異動の相談は事前に当人にもされていた。意見も求められ、当人は自分なりの考えを返している。つまり蚊帳の外ではなく、相談のテーブルに着いた当事者だった。
そこで示された理由はこうだ。
- 新しい領域で経験を積んでほしい
- 本人のキャリアの幅を広げる機会だから
一方、当人が後から別ルートで又聞きしたのはこうだった。
- 実は今のポジションでの評価が芳しくないのが背景にある
そして当人はこう言った。「肝心な部分を言っていない。これは信じられていない証拠だし、自分から改善の機会を奪っている」。
なぜそれが刺さるのか
意見を求めるという行為は、相手を意思決定の当事者に引き入れることとイコールだ。当事者化した相手には、判断材料を対称に渡すのが筋になる。
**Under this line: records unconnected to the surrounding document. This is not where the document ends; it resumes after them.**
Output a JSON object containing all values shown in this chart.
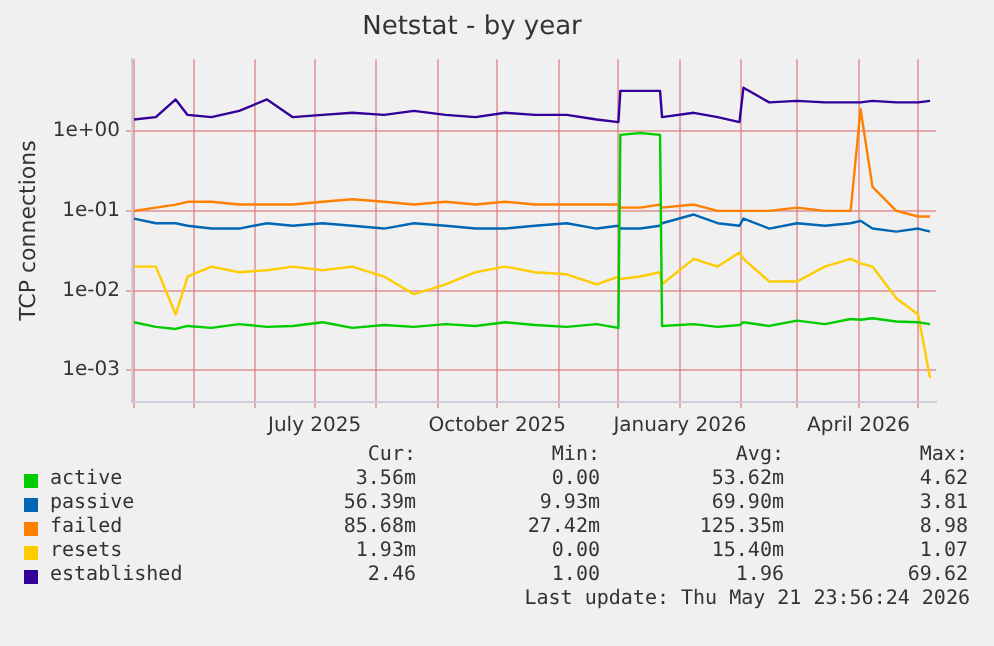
{
  "chart_data": {
    "type": "line",
    "title": "Netstat - by year",
    "ylabel": "TCP connections",
    "log": true,
    "grid": true,
    "legend": "bottom",
    "marker": "none",
    "line_style": "solid",
    "x": [
      "2025-04-01",
      "2025-04-12",
      "2025-04-22",
      "2025-04-28",
      "2025-05-10",
      "2025-05-24",
      "2025-06-07",
      "2025-06-20",
      "2025-07-05",
      "2025-07-20",
      "2025-08-05",
      "2025-08-20",
      "2025-09-05",
      "2025-09-20",
      "2025-10-05",
      "2025-10-20",
      "2025-11-05",
      "2025-11-20",
      "2025-12-01",
      "2025-12-02",
      "2025-12-12",
      "2025-12-22",
      "2025-12-23",
      "2026-01-08",
      "2026-01-20",
      "2026-01-31",
      "2026-02-02",
      "2026-02-15",
      "2026-03-01",
      "2026-03-15",
      "2026-03-28",
      "2026-04-02",
      "2026-04-08",
      "2026-04-20",
      "2026-05-01",
      "2026-05-07"
    ],
    "xlim": [
      "2025-03-31",
      "2026-05-10"
    ],
    "xticks": [
      {
        "value": "2025-04-01",
        "label": null
      },
      {
        "value": "2025-05-01",
        "label": null
      },
      {
        "value": "2025-06-01",
        "label": null
      },
      {
        "value": "2025-07-01",
        "label": "July 2025"
      },
      {
        "value": "2025-08-01",
        "label": null
      },
      {
        "value": "2025-09-01",
        "label": null
      },
      {
        "value": "2025-10-01",
        "label": "October 2025"
      },
      {
        "value": "2025-11-01",
        "label": null
      },
      {
        "value": "2025-12-01",
        "label": null
      },
      {
        "value": "2026-01-01",
        "label": "January 2026"
      },
      {
        "value": "2026-02-01",
        "label": null
      },
      {
        "value": "2026-03-01",
        "label": null
      },
      {
        "value": "2026-04-01",
        "label": "April 2026"
      },
      {
        "value": "2026-05-01",
        "label": null
      }
    ],
    "ylim": [
      0.0004,
      8
    ],
    "yticks": [
      {
        "value": 0.001,
        "label": "1e-03"
      },
      {
        "value": 0.01,
        "label": "1e-02"
      },
      {
        "value": 0.1,
        "label": "1e-01"
      },
      {
        "value": 1,
        "label": "1e+00"
      }
    ],
    "series": [
      {
        "name": "active",
        "color": "#00cc00",
        "values": [
          0.004,
          0.0035,
          0.0033,
          0.0036,
          0.0034,
          0.0038,
          0.0035,
          0.0036,
          0.004,
          0.0034,
          0.0037,
          0.0035,
          0.0038,
          0.0036,
          0.004,
          0.0037,
          0.0035,
          0.0038,
          0.0034,
          0.9,
          0.95,
          0.9,
          0.0036,
          0.0038,
          0.0035,
          0.0037,
          0.004,
          0.0036,
          0.0042,
          0.0038,
          0.0044,
          0.0043,
          0.0045,
          0.0041,
          0.004,
          0.0038
        ]
      },
      {
        "name": "passive",
        "color": "#0066b3",
        "values": [
          0.08,
          0.07,
          0.07,
          0.065,
          0.06,
          0.06,
          0.07,
          0.065,
          0.07,
          0.065,
          0.06,
          0.07,
          0.065,
          0.06,
          0.06,
          0.065,
          0.07,
          0.06,
          0.065,
          0.06,
          0.06,
          0.065,
          0.07,
          0.09,
          0.07,
          0.065,
          0.08,
          0.06,
          0.07,
          0.065,
          0.07,
          0.075,
          0.06,
          0.055,
          0.06,
          0.055
        ]
      },
      {
        "name": "failed",
        "color": "#ff8000",
        "values": [
          0.1,
          0.11,
          0.12,
          0.13,
          0.13,
          0.12,
          0.12,
          0.12,
          0.13,
          0.14,
          0.13,
          0.12,
          0.13,
          0.12,
          0.13,
          0.12,
          0.12,
          0.12,
          0.12,
          0.11,
          0.11,
          0.12,
          0.11,
          0.12,
          0.1,
          0.1,
          0.1,
          0.1,
          0.11,
          0.1,
          0.1,
          1.9,
          0.2,
          0.1,
          0.085,
          0.085
        ]
      },
      {
        "name": "resets",
        "color": "#ffcc00",
        "values": [
          0.02,
          0.02,
          0.005,
          0.015,
          0.02,
          0.017,
          0.018,
          0.02,
          0.018,
          0.02,
          0.015,
          0.009,
          0.012,
          0.017,
          0.02,
          0.017,
          0.016,
          0.012,
          0.015,
          0.014,
          0.015,
          0.017,
          0.012,
          0.025,
          0.02,
          0.03,
          0.025,
          0.013,
          0.013,
          0.02,
          0.025,
          0.022,
          0.02,
          0.008,
          0.005,
          0.0008
        ]
      },
      {
        "name": "established",
        "color": "#330099",
        "values": [
          1.4,
          1.5,
          2.5,
          1.6,
          1.5,
          1.8,
          2.5,
          1.5,
          1.6,
          1.7,
          1.6,
          1.8,
          1.6,
          1.5,
          1.7,
          1.6,
          1.6,
          1.4,
          1.3,
          3.2,
          3.2,
          3.2,
          1.5,
          1.7,
          1.5,
          1.3,
          3.5,
          2.3,
          2.4,
          2.3,
          2.3,
          2.3,
          2.4,
          2.3,
          2.3,
          2.4
        ]
      }
    ],
    "annotations": [
      "Cur:",
      "Min:",
      "Avg:",
      "Max:",
      "3.56m",
      "0.00",
      "53.62m",
      "4.62",
      "56.39m",
      "9.93m",
      "69.90m",
      "3.81",
      "85.68m",
      "27.42m",
      "125.35m",
      "8.98",
      "1.93m",
      "0.00",
      "15.40m",
      "1.07",
      "2.46",
      "1.00",
      "1.96",
      "69.62",
      "Last update: Thu May 21 23:56:24 2026"
    ]
  }
}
前向きな理由(人員配置・リフレッシュ)だけ見せて意見を求め、後ろにある本音(パフォーマンス)を伏せると、相手からは「体よく使われた」「都合のいい部分だけ聞かれた」と映る。決定への不満ではなく、手続きの非対称への不信だ。これは決定内容が正しいかどうかとは別の軸で刺さってくる。
では正直に全部言うべきだったのか
ここで二択にすると本質を外す。論点が2つ混ざっているからだ。
- パフォーマンスという理由を伝えるべきだったか
- 伝えるとして、どの場・どの形でか
論点1は概ねイエス。意見を求めて当事者化した以上、材料は対称であるべきだ。
論点2は別で、集団の場でパフォーマンスを名指しするのは対象の士気を折るし、当人を公開の場で傷つける。管理する側が集団では表現を和らげること自体は不誠実ではなく、むしろ普通の配慮になる。
本当のミスは「集団の場でぼかしたこと」ではない。意見を求めた当事者に対して、別途1対1で本音の理由を直接渡す経路を用意しなかったことだ。集団ではぼかす、当事者には個別に本音を渡す、この二段構えができていれば、又聞きで核心を知るという最悪の経路は塞げた。
打ち手の順番
関係を戻すなら順番がすべてになる。
- 自分の中で事実を固める。パフォーマンスは本当に理由だったのか、主因か副次か、一言で言えるようにしておく
- 感情がピークの場(テキストの応酬)で反論も謝罪もしない。まず短く受けて、1対1に寄せる
- 1対1では、手続きの非対称を認める → 事実を対称に渡す → 相手の受け取りを事実として受け止める、の順で話す
- 決定そのものと、伝え方の反省は切り分ける。感情の場で決定に迎合しない
謝るのは理由ではなく順番だ。「決定は決定として、伝え方を反省する」を分けて扱えると、相手の怒りの芯に正面から応えられる。
もう一つの落とし穴
見落としてはいけない点がある。「パフォーマンスが理由」という情報自体が、又聞きで色が付いている可能性だ。
具体的で検証しやすい理由(人員配置)はテーブルに出ていた。一方、パフォーマンスという解釈は伝聞経由で、相談した側が本当にそう考えていたのか、それとも伝言ゲームで強調されたのか、出所が曖昧なことが多い。
もし後者なら、隠したのではなく主因でないから言わなかっただけ、という筋もある。この場合は、確認せず断定して先に激昂した受け手側にこそ立ち止まる余地がある。伝える側は材料を対称に、受け取る側は噂を事実にする前に一次情報を当たる。どちらの立場から見ても、次の一手はまず事実の突き合わせだ。
自分がこの手のミスをやりそうになるのは、たいてい「相手を気づかったつもり」のときだと思ってる。ぼかすのは優しさのつもりでも、意見を求めた相手にとっては材料の出し惜しみになる。優しさと非対称は紙一重だ、というのが今回いちばん刺さった。